Yes, it is a push pull design. 4.5 watts sounds about right. I was guessing comparing it to a 4 output tube amp that uses 6V6 tubes which are the same as the 12V6 except they use 6.3 volts for the filaments instead of 12v. The amp I'm comparing it to has two 6V6's parallel, 2 for push and 2 for pull (and a lot more). It's about 12 watt.Tony, you are correct. I recall hearing these referred to as a push-pull amplifier, where one tube amplifies the positive portion of the output wave and the other the negative portion.
The tri-five Wonderbars and pushbutton radios used this same circuit. (The main difference between them is the signal seeking portion of the Wonderbar.) The manual tune radios used but one tube to drive the speaker.
Some '57 pushbuttons (like the one in my '57) used a single transistor to drive the speaker. They also use an unusual group of tubes in the remainder of the circuit that use a plate voltage of 12 volts instead of roughly 100 volts. These radios are a single piece unit (instead of 2 piece) and do not require the mechanical vibrator tube and transformer. FWIW, I also have a '57 pushbutton radio that is all tubes in my stash of goodies.

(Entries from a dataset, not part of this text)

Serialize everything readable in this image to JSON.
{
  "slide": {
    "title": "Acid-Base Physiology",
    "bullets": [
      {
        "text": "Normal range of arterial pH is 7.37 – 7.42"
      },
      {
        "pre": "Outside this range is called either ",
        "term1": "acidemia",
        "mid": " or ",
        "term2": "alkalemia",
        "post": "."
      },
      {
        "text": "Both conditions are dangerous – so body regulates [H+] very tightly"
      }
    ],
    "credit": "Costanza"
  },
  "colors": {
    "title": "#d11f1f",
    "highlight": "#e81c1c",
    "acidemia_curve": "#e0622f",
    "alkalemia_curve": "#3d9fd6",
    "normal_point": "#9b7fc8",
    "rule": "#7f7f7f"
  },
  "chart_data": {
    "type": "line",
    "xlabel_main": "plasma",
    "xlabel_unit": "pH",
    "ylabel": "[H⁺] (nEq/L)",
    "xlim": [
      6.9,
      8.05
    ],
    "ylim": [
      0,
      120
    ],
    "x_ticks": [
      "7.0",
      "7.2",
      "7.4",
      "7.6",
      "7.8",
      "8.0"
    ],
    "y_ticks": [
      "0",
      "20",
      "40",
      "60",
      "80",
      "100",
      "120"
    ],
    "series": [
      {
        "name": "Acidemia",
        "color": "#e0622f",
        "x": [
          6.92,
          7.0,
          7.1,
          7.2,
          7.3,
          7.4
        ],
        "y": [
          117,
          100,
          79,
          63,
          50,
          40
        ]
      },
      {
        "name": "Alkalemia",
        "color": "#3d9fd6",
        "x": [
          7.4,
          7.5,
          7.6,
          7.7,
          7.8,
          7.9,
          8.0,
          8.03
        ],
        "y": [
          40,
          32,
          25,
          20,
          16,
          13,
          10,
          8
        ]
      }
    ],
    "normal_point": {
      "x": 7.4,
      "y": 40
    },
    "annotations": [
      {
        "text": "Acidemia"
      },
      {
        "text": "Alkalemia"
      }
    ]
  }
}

As far as output power - 4.5 watts sticks in my mind, but I can't remember where I saw it. I might have that in a paper copy book on these radios.
Problem with those early transistors is that they were made with germanium not silicon and they sometimes start to crackle and you hear a little static from it. The even degrade just sitting on a shelf, so a new one may be better or worse, If it's available.